The institution was established on 5 July 1958 by a decision of the Ministry of Education of Bulgaria as a mixed secondary school with English language teaching, hence its common unofficial name English Language School. In the period 1960–1993 it was named after the prominent Bulgarian socialist politician and writer Georgi Kirkov. It was initially housed in the edifice of the Plovdiv Theological Seminary, which had been disbanded by the socialist authorities in 1950. In 1976 the school was moved to its present location in the Northern District of Plovdiv.
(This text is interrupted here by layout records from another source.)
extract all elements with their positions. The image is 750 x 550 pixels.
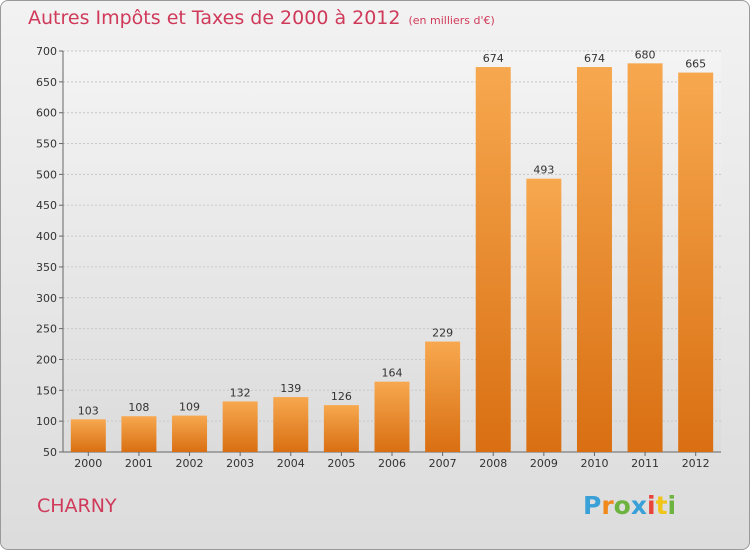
- chart-title: Autres Impôts et Taxes de 2000 à 2012 (en…: [28, 7, 495, 29]
- logo-letter: x: [630, 491, 647, 520]
- bar-2000: [70, 419, 106, 452]
- logo-letter: i: [647, 491, 656, 520]
- bar-2012: [678, 72, 714, 452]
- x-tick-label: 2000: [74, 457, 102, 470]
- data-label: 109: [179, 401, 200, 414]
- y-tick-label: 350: [36, 261, 57, 274]
- bar-2005: [323, 405, 359, 452]
- x-tick-label: 2006: [378, 457, 406, 470]
- x-tick-label: 2002: [176, 457, 204, 470]
- y-tick-label: 650: [36, 76, 57, 89]
- x-tick-label: 2005: [327, 457, 355, 470]
- logo-letter: r: [601, 491, 614, 520]
- data-label: 108: [128, 401, 149, 414]
- bar-2011: [627, 63, 663, 452]
- x-tick-label: 2008: [479, 457, 507, 470]
- data-label: 132: [230, 386, 251, 399]
- proxiti-logo: Proxiti: [583, 491, 676, 520]
- data-label: 229: [432, 327, 453, 340]
- y-tick-label: 200: [36, 353, 57, 366]
- y-tick-label: 50: [43, 446, 57, 459]
- y-tick-label: 500: [36, 168, 57, 181]
- bar-2001: [121, 416, 157, 452]
- y-tick-label: 150: [36, 384, 57, 397]
- data-label: 665: [685, 58, 706, 71]
- data-label: 493: [533, 164, 554, 177]
- logo-letter: o: [613, 491, 631, 520]
- y-tick-label: 400: [36, 230, 57, 243]
- bar-2004: [273, 397, 309, 452]
- bar-2002: [172, 415, 208, 452]
- chart-title-text: Autres Impôts et Taxes de 2000 à 2012: [28, 7, 401, 29]
- y-tick-label: 450: [36, 199, 57, 212]
- logo-letter: P: [583, 491, 602, 520]
- x-tick-label: 2011: [631, 457, 659, 470]
- x-tick-label: 2009: [530, 457, 558, 470]
- y-tick-label: 300: [36, 292, 57, 305]
- data-label: 103: [78, 404, 99, 417]
- commune-name: CHARNY: [37, 495, 117, 517]
- y-tick-label: 100: [36, 415, 57, 428]
- y-tick-label: 550: [36, 138, 57, 151]
- data-label: 680: [635, 48, 656, 61]
- data-label: 126: [331, 390, 352, 403]
- data-label: 674: [483, 52, 504, 65]
- bar-2008: [475, 67, 511, 452]
- data-label: 139: [280, 382, 301, 395]
- x-tick-label: 2004: [277, 457, 305, 470]
- data-label: 674: [584, 52, 605, 65]
- y-tick-label: 250: [36, 323, 57, 336]
- x-tick-label: 2010: [580, 457, 608, 470]
- chart-unit: (en milliers d'€): [408, 14, 495, 27]
- bar-2010: [576, 67, 612, 452]
- logo-letter: t: [655, 491, 668, 520]
- data-label: 164: [382, 367, 403, 380]
- x-tick-label: 2001: [125, 457, 153, 470]
- x-tick-label: 2012: [682, 457, 710, 470]
- bar-2003: [222, 401, 258, 452]
- logo-letter: i: [667, 491, 677, 520]
- y-tick-label: 700: [36, 45, 57, 58]
- x-tick-label: 2003: [226, 457, 254, 470]
- bar-2006: [374, 381, 410, 452]
- x-tick-label: 2007: [429, 457, 457, 470]
- bar-2007: [425, 341, 461, 452]
- bar-2009: [526, 178, 562, 453]
- y-tick-label: 600: [36, 107, 57, 120]
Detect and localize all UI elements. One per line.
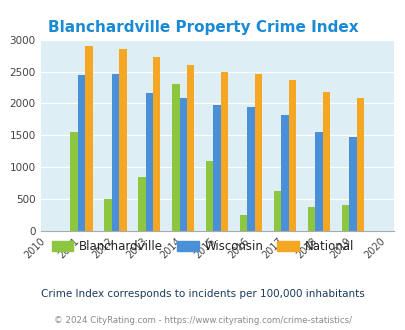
Text: Blanchardville Property Crime Index: Blanchardville Property Crime Index <box>47 20 358 35</box>
Bar <box>104 199 111 231</box>
Bar <box>138 177 145 231</box>
Bar <box>281 115 288 231</box>
Bar <box>70 132 77 231</box>
Bar <box>119 49 126 231</box>
Bar <box>172 84 179 231</box>
Bar <box>145 92 153 231</box>
Bar <box>153 57 160 231</box>
Bar <box>315 132 322 231</box>
Bar <box>247 107 254 231</box>
Bar <box>187 65 194 231</box>
Text: © 2024 CityRating.com - https://www.cityrating.com/crime-statistics/: © 2024 CityRating.com - https://www.city… <box>54 315 351 325</box>
Bar <box>77 75 85 231</box>
Bar <box>111 74 119 231</box>
Bar <box>179 98 187 231</box>
Bar <box>288 81 296 231</box>
Bar <box>273 191 281 231</box>
Bar <box>307 207 315 231</box>
Bar <box>322 92 330 231</box>
Bar <box>356 98 363 231</box>
Legend: Blanchardville, Wisconsin, National: Blanchardville, Wisconsin, National <box>47 236 358 258</box>
Bar <box>254 74 262 231</box>
Text: Crime Index corresponds to incidents per 100,000 inhabitants: Crime Index corresponds to incidents per… <box>41 289 364 299</box>
Bar <box>205 161 213 231</box>
Bar <box>213 105 220 231</box>
Bar <box>85 46 92 231</box>
Bar <box>220 72 228 231</box>
Bar <box>348 137 356 231</box>
Bar <box>341 206 348 231</box>
Bar <box>239 215 247 231</box>
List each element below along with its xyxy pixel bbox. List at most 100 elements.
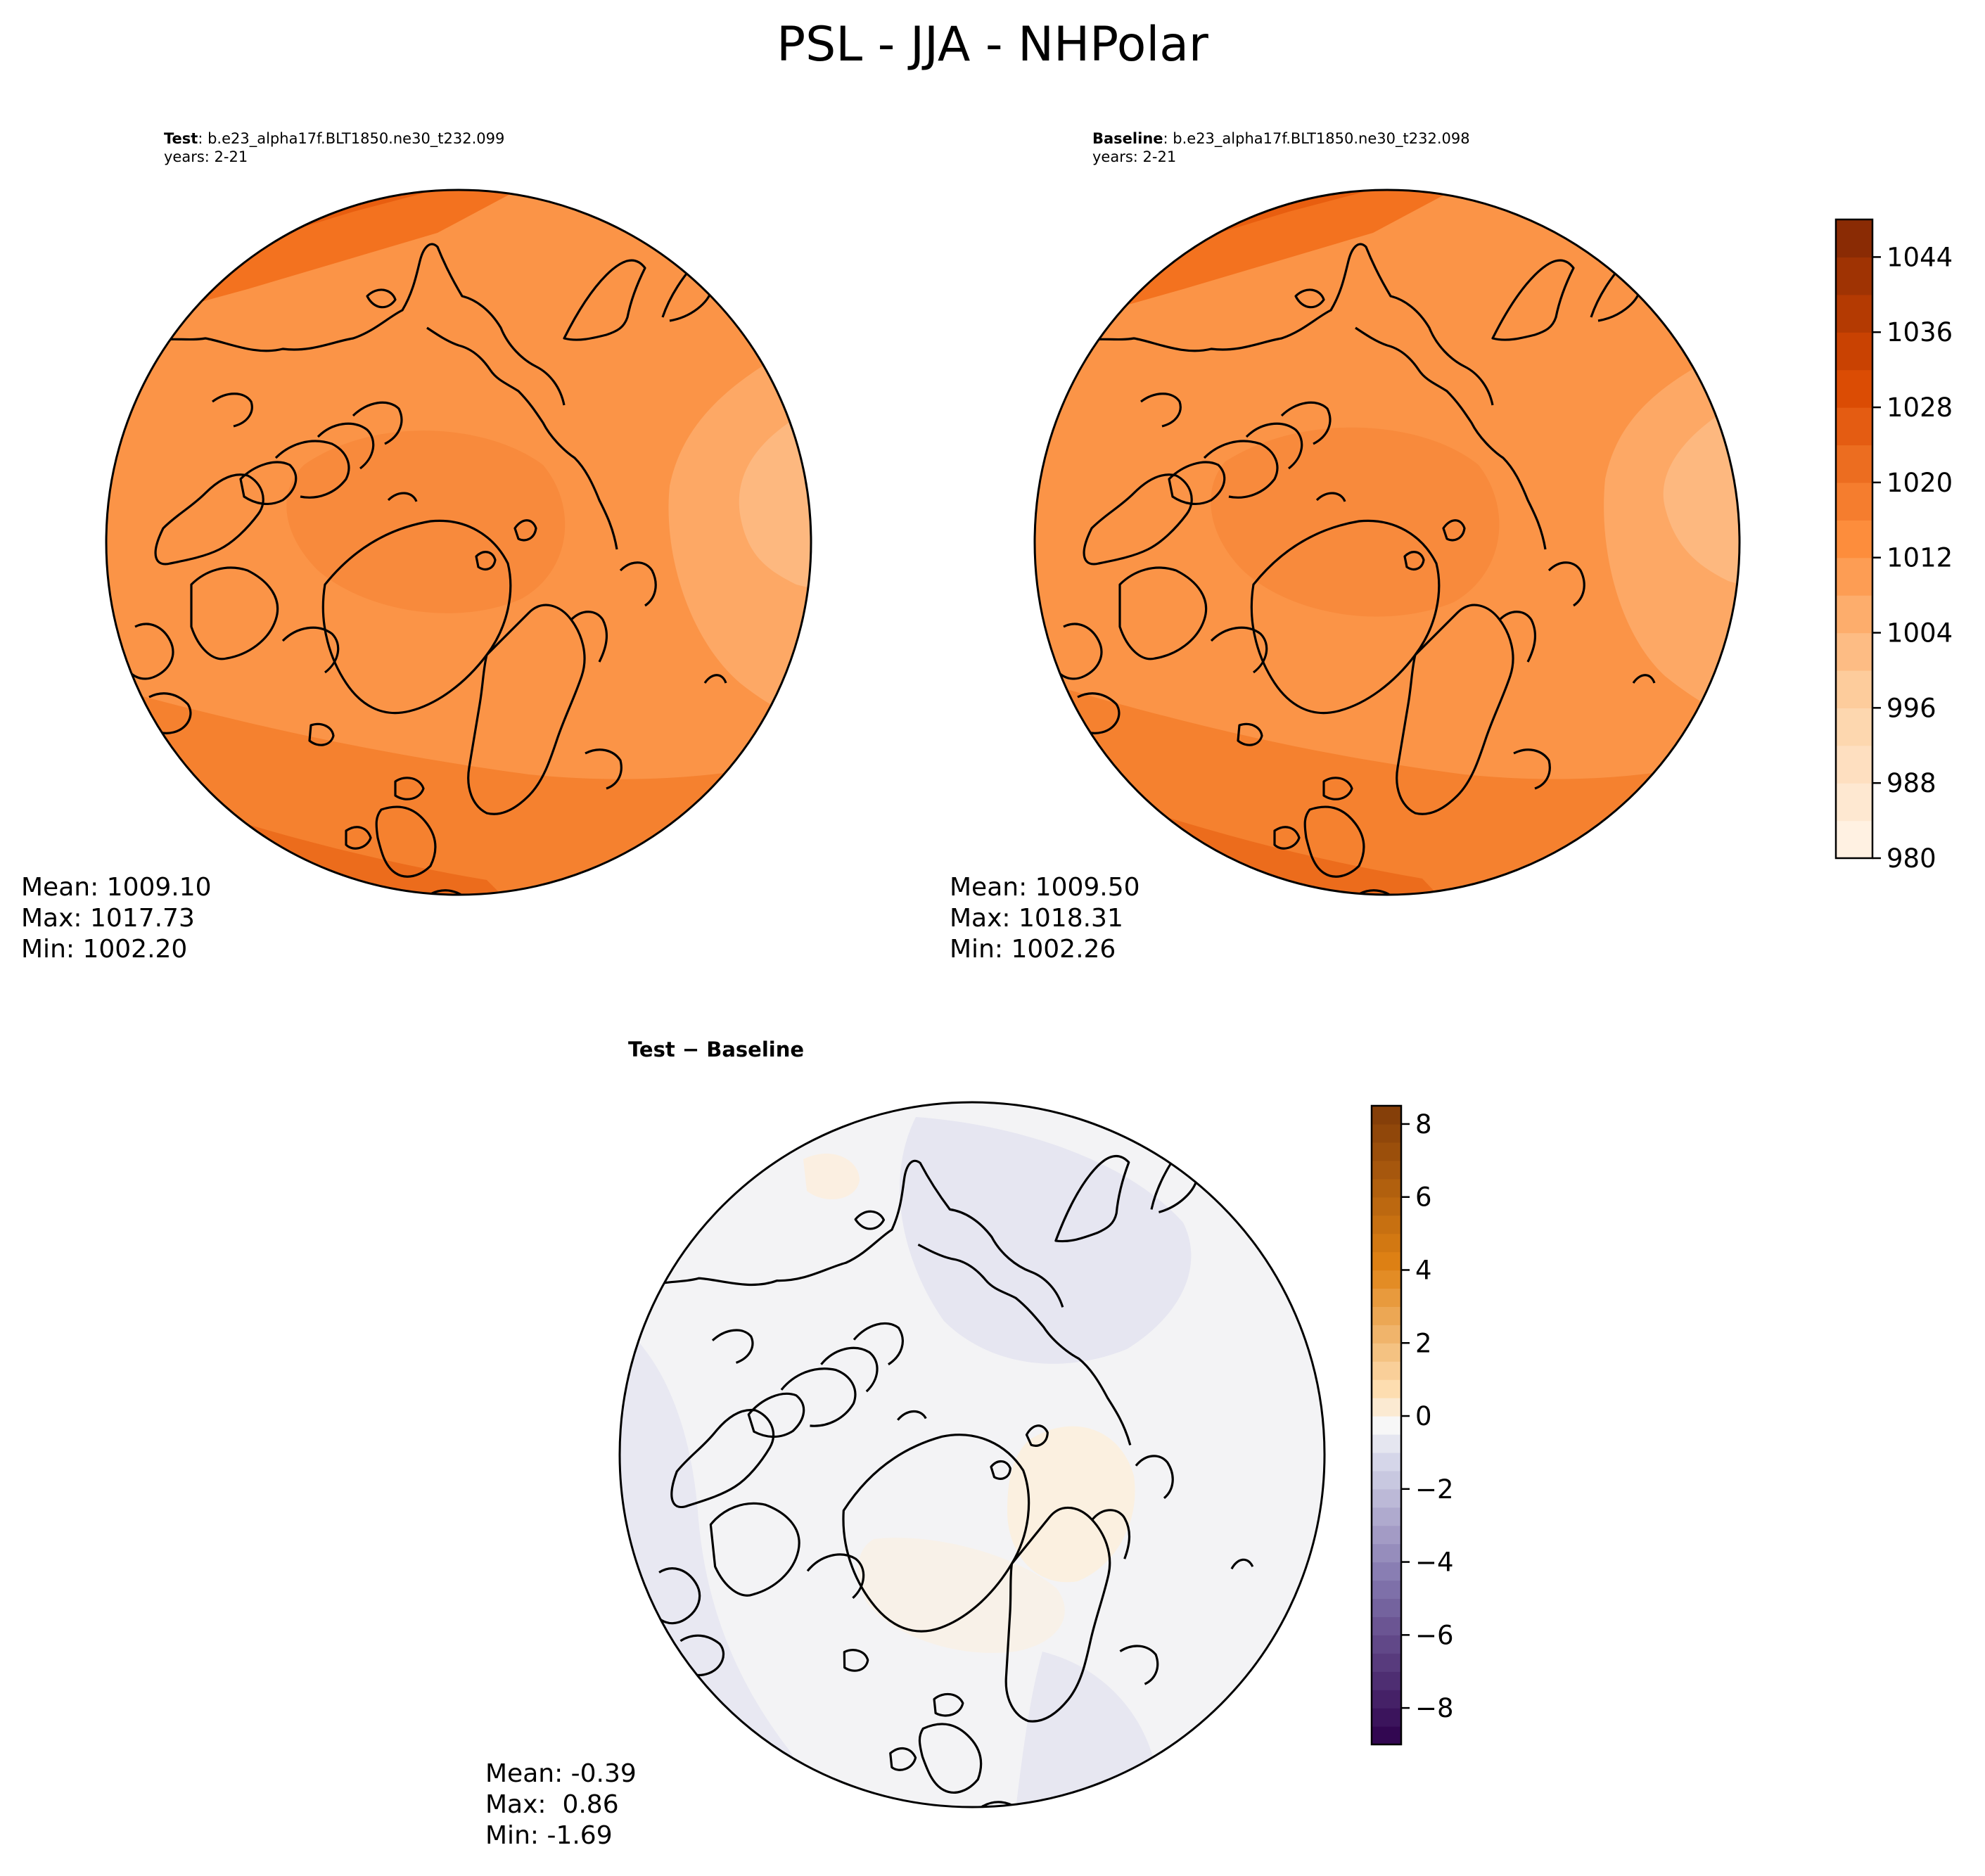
colorbar-level	[1372, 1178, 1401, 1198]
colorbar-level	[1836, 670, 1872, 708]
colorbar-level	[1372, 1325, 1401, 1344]
colorbar-tick-label: 6	[1415, 1182, 1432, 1213]
colorbar-tick-label: 1036	[1887, 317, 1953, 347]
difference-panel-title: Test − Baseline	[628, 1038, 805, 1061]
test-max: Max: 1017.73	[21, 904, 195, 933]
colorbar-level	[1836, 745, 1872, 784]
colorbar-level	[1372, 1343, 1401, 1362]
baseline-map	[1033, 189, 1741, 896]
figure-title: PSL - JJA - NHPolar	[777, 17, 1208, 72]
difference-max: Max: 0.86	[485, 1790, 619, 1819]
baseline-stats: Mean: 1009.50 Max: 1018.31 Min: 1002.26	[950, 872, 1140, 965]
colorbar-level	[1836, 632, 1872, 671]
test-map	[105, 189, 812, 896]
colorbar-level	[1372, 1653, 1401, 1672]
colorbar-tick-label: 980	[1887, 843, 1936, 874]
test-panel-title: Test: b.e23_alpha17f.BLT1850.ne30_t232.0…	[164, 129, 504, 166]
colorbar-level	[1372, 1708, 1401, 1727]
colorbar-level	[1372, 1251, 1401, 1271]
colorbar-level	[1836, 407, 1872, 446]
colorbar-level	[1372, 1233, 1401, 1253]
colorbar-level	[1372, 1452, 1401, 1472]
colorbar-tick-label: 1020	[1887, 468, 1953, 498]
colorbar-level	[1836, 445, 1872, 483]
colorbar-frame	[1370, 1104, 1403, 1746]
colorbar-tick-label: 0	[1415, 1401, 1432, 1431]
colorbar-level	[1836, 482, 1872, 521]
colorbar-level	[1372, 1690, 1401, 1709]
test-stats: Mean: 1009.10 Max: 1017.73 Min: 1002.20	[21, 872, 212, 965]
colorbar-level	[1372, 1288, 1401, 1307]
colorbar-level	[1372, 1580, 1401, 1600]
colorbar-level	[1372, 1488, 1401, 1508]
psl-colorbar: 980 988 996 1004 1012 1020 1028 1036 1044	[1834, 218, 1953, 874]
colorbar-level	[1836, 783, 1872, 822]
colorbar-level	[1372, 1142, 1401, 1161]
colorbar-level	[1372, 1562, 1401, 1581]
test-case-name: : b.e23_alpha17f.BLT1850.ne30_t232.099	[198, 130, 505, 147]
colorbar-level	[1836, 369, 1872, 408]
colorbar-level	[1372, 1160, 1401, 1180]
difference-map	[618, 1101, 1326, 1808]
colorbar-level	[1372, 1434, 1401, 1453]
colorbar-tick-label: −8	[1415, 1693, 1454, 1723]
colorbar-level	[1372, 1470, 1401, 1490]
colorbar-tick-label: −2	[1415, 1474, 1454, 1505]
colorbar-level	[1372, 1123, 1401, 1143]
colorbar-level	[1836, 294, 1872, 333]
colorbar-level	[1836, 557, 1872, 596]
baseline-years: years: 2-21	[1092, 148, 1177, 165]
colorbar-level	[1836, 257, 1872, 295]
test-min: Min: 1002.20	[21, 935, 188, 964]
test-mean: Mean: 1009.10	[21, 873, 212, 902]
colorbar-tick-label: 1004	[1887, 618, 1953, 649]
colorbar-level	[1836, 520, 1872, 559]
colorbar-frame	[1834, 218, 1874, 860]
colorbar-level	[1372, 1416, 1401, 1435]
colorbar-tick-label: 1012	[1887, 543, 1953, 573]
colorbar-level	[1372, 1616, 1401, 1635]
colorbar-level	[1836, 708, 1872, 746]
colorbar-level	[1372, 1671, 1401, 1690]
baseline-mean: Mean: 1009.50	[950, 873, 1140, 902]
colorbar-level	[1372, 1525, 1401, 1545]
test-label: Test	[164, 130, 198, 147]
colorbar-level	[1836, 332, 1872, 371]
colorbar-level	[1836, 219, 1872, 258]
colorbar-tick-label: 4	[1415, 1255, 1432, 1285]
colorbar-level	[1372, 1361, 1401, 1380]
colorbar-level	[1372, 1215, 1401, 1234]
colorbar-level	[1372, 1197, 1401, 1216]
colorbar-tick-label: −4	[1415, 1548, 1454, 1578]
baseline-label: Baseline	[1092, 130, 1163, 147]
colorbar-level	[1372, 1106, 1401, 1125]
colorbar-tick-label: 2	[1415, 1328, 1432, 1358]
colorbar-level	[1836, 820, 1872, 859]
colorbar-level	[1372, 1398, 1401, 1417]
difference-colorbar: −8 −6 −4 −2 0 2 4 6 8	[1370, 1104, 1454, 1746]
colorbar-level	[1372, 1543, 1401, 1563]
colorbar-tick-label: 8	[1415, 1109, 1432, 1140]
colorbar-level	[1372, 1507, 1401, 1526]
colorbar-tick-label: 996	[1887, 693, 1936, 723]
colorbar-level	[1836, 595, 1872, 634]
baseline-case-name: : b.e23_alpha17f.BLT1850.ne30_t232.098	[1163, 130, 1470, 147]
colorbar-level	[1372, 1598, 1401, 1617]
colorbar-tick-label: 988	[1887, 768, 1936, 798]
colorbar-level	[1372, 1379, 1401, 1398]
test-years: years: 2-21	[164, 148, 248, 165]
baseline-max: Max: 1018.31	[950, 904, 1123, 933]
difference-mean: Mean: -0.39	[485, 1759, 637, 1788]
baseline-min: Min: 1002.26	[950, 935, 1116, 964]
colorbar-level	[1372, 1726, 1401, 1745]
colorbar-level	[1372, 1635, 1401, 1654]
colorbar-tick-label: 1028	[1887, 393, 1953, 423]
difference-min: Min: -1.69	[485, 1821, 613, 1850]
difference-stats: Mean: -0.39 Max: 0.86 Min: -1.69	[485, 1759, 637, 1851]
colorbar-level	[1372, 1306, 1401, 1325]
baseline-panel-title: Baseline: b.e23_alpha17f.BLT1850.ne30_t2…	[1092, 129, 1470, 166]
colorbar-level	[1372, 1270, 1401, 1289]
colorbar-tick-label: −6	[1415, 1620, 1454, 1650]
colorbar-tick-label: 1044	[1887, 242, 1953, 272]
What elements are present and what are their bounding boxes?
The first principal was Lyuben Hristov, who served in the period 1958–1992 and oversaw the school's expansion and its establishment as one of the nation's most prestigious secondary schools. In 1983 it was awarded the Order of Saints Cyril and Methodius, 2nd class on the occasion of its 25-th anniversary. In 1990 the teaching of German and French was introduced. In 1992 the French classes were separated in their own school, the Antoine de Saint-Exupéry French Language School, and English and German remained the languages studied at the gymnasium. In 2001 the Ministry of Education and Science awarded the school with the Neofit Rilski Honorary Award, the highest in Bulgarian education, for comprehensive and highly professional activity in the public education system.

== Education ==
Plovdiv Language School has 1,300 students, divided into a total of 50 classes, and in each of the five educational levels (from VIII to XII grade). Each grade includes four classes in the German language profile and six classes in the English language profile. The high school accepts students who have completed the VII grade, and since 1961 the selection has been made on the basis of written competitive exams in Bulgarian language and literature and in mathematics. Both profiles are studied under the highest national and international standards, including the Cambridge Assessment English and the Deutsches Sprachdiplom Stufe I and II, the latter allowing pursuing of higher education in Germany without exams. Over 95% of the school's graduates pursue highest education in Bulgaria and abroad, including the US, the United Kingdom, Germany, Switzerland, etc.

== Alumni ==
Many of the school's graduates are part of Bulgaria's intellectual and business elite. Alumni include former Prime Minister Zhan Videnov, former minister of defense Angel Naydenov, former minister of European affairs Gergana Pasi, former chief prosecutor Sotir Tsatsarov, former deputy minister of foreign affairs Yuri Sterk, investigative journalist Christo Grozev, journalist Emil Koshlukov, economist Momchil Andreev, as well as many diplomats, doctors, politicians, business people, etc. The Plovdiv English Language School Alumni Association (PELSA) maintains a virtual museum of the school.